Five tips for maintainable shell scripts
When I was seventeen, I wrote my very first shell script. It was a Windows batch file, bits and pieces very carefully cargo-culted from various code samples on the web. I had already had the exquisite pleasure of futzing with pear.bat, and the thought of scripting was not something I relished; "why not write the damn thing in a real programming language!" (The extra delicious bit was "a real programming language" was PHP. Hee.)
Eventually I came around to an all-Unix environment, and with it I began to use bash extensively. And suddenly, shell scripting made a lot more sense: you've been writing the damn commands day in and day out, just write them to a script instead! There was, however, still the pesky little problem that shell scripts are forever; like it or not, they've become pieces of maintained code. Entire build infrastructures have been built on top of shell scripts. They breed like rabbits; you have to be careful about the little buggers.
Here are five tips and tricks to keep in mind when tossing commands into a shell script that will make maintenance in the long-run much more pleasant!
Learn and love to use set. There is almost always no good reason not to use the -e flag, which causes your script to error out if any command returns with a nonzero exit code, and -x can save you hours of debugging by printing precisely what command the script is executing before executing it. With the two enabled, you get very simple "assertions" in your shell script:
check_some_condition ! [ -s "$1" ]
although, if at all possible, you should write error messages to accompany them.

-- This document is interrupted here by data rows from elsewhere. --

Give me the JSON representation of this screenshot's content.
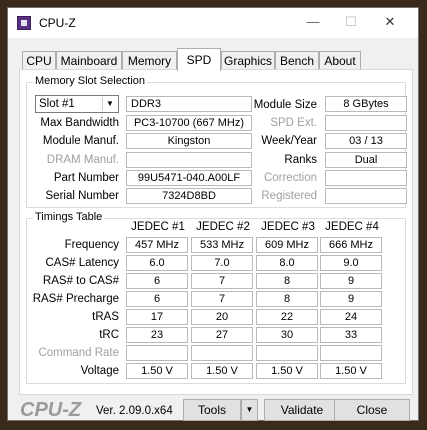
{
  "window": {
    "title": "CPU-Z",
    "minimize": "—",
    "maximize": "☐",
    "close": "✕"
  },
  "tabs": [
    "CPU",
    "Mainboard",
    "Memory",
    "SPD",
    "Graphics",
    "Bench",
    "About"
  ],
  "active_tab": "SPD",
  "slot_selection": {
    "title": "Memory Slot Selection",
    "slot": "Slot #1",
    "type": "DDR3",
    "labels": {
      "module_size": "Module Size",
      "max_bandwidth": "Max Bandwidth",
      "spd_ext": "SPD Ext.",
      "module_manuf": "Module Manuf.",
      "week_year": "Week/Year",
      "dram_manuf": "DRAM Manuf.",
      "ranks": "Ranks",
      "part_number": "Part Number",
      "correction": "Correction",
      "serial_number": "Serial Number",
      "registered": "Registered"
    },
    "values": {
      "module_size": "8 GBytes",
      "max_bandwidth": "PC3-10700 (667 MHz)",
      "spd_ext": "",
      "module_manuf": "Kingston",
      "week_year": "03 / 13",
      "dram_manuf": "",
      "ranks": "Dual",
      "part_number": "99U5471-040.A00LF",
      "correction": "",
      "serial_number": "7324D8BD",
      "registered": ""
    }
  },
  "timings": {
    "title": "Timings Table",
    "columns": [
      "JEDEC #1",
      "JEDEC #2",
      "JEDEC #3",
      "JEDEC #4"
    ],
    "rows": [
      {
        "label": "Frequency",
        "values": [
          "457 MHz",
          "533 MHz",
          "609 MHz",
          "666 MHz"
        ]
      },
      {
        "label": "CAS# Latency",
        "values": [
          "6.0",
          "7.0",
          "8.0",
          "9.0"
        ]
      },
      {
        "label": "RAS# to CAS#",
        "values": [
          "6",
          "7",
          "8",
          "9"
        ]
      },
      {
        "label": "RAS# Precharge",
        "values": [
          "6",
          "7",
          "8",
          "9"
        ]
      },
      {
        "label": "tRAS",
        "values": [
          "17",
          "20",
          "22",
          "24"
        ]
      },
      {
        "label": "tRC",
        "values": [
          "23",
          "27",
          "30",
          "33"
        ]
      },
      {
        "label": "Command Rate",
        "values": [
          "",
          "",
          "",
          ""
        ]
      },
      {
        "label": "Voltage",
        "values": [
          "1.50 V",
          "1.50 V",
          "1.50 V",
          "1.50 V"
        ]
      }
    ]
  },
  "footer": {
    "brand": "CPU-Z",
    "version": "Ver. 2.09.0.x64",
    "tools": "Tools",
    "validate": "Validate",
    "close": "Close"
  }
}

Just because you don't define subprocedures when you're at your terminal (or do you? see alias and friends) and use reverse command history search with C-r doesn't mean it's acceptable to repeat commands over and over again your shell script. In particular, if you have a set of commands that might go into a separate script, but you feel funny about making a separate file, stuff them in a subprocedure like this:
subcommand() { do_something_with "$1" "$2" }
In particular, argument passing acts exactly the same way it does in a real shell script, and generally you can treat the subcommand as if it were it's own script; standard input and output work the way you expect them to. The only differences is are that exit exits the whole script, so if you'd like to break out of a command use return instead.

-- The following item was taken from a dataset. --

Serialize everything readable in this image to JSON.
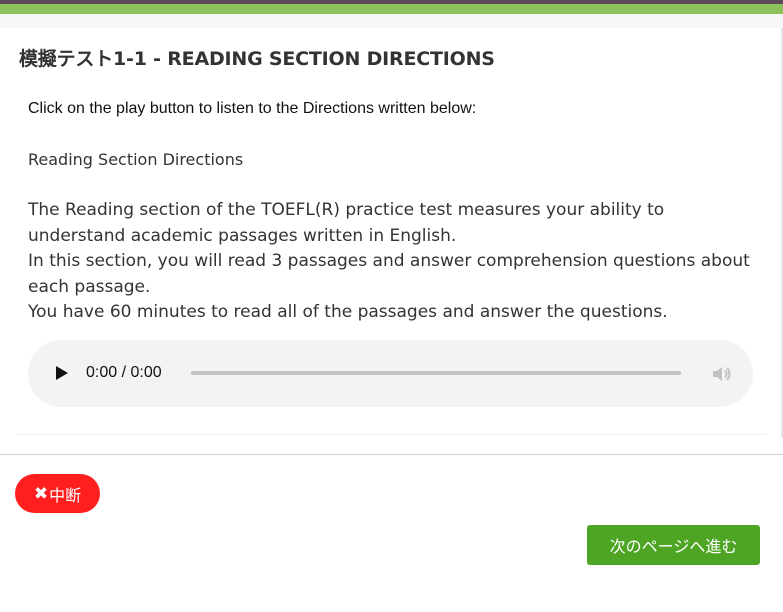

Argument quoting in shell scripts is a strange and arcane domain of knowledge (although it doesn't have to be; check out Waldman's notes on shell quoting). The short version is you always want to wrap variables that will be interpolated with quotes, unless you actually want multiple arguments semantics. I have mixed feelings about whether or not literals should be quoted, and of late have fallen to the dismal habit of not quoting them.
Believe it or not, shell scripting has functional programming leanings. xargs, for example, is the quintessential "map" functionality. However, if the command you are pushing arguments to doesn't take multiple arguments, you can use this trick:
pgrep bash | while read name; do echo "PID: $name" done
Shell scripting feels incredibly natural when speaking imperatively, and mostly remains this way when you impose control flow. However, it is absolutely a terrible language for any data processing (exhibit 1: sed and perl pipelines) and you should avoid doing too much data crunching in it. Creating utility scripts in more reasonable languages can go a long way to keeping your shell scripts pretty.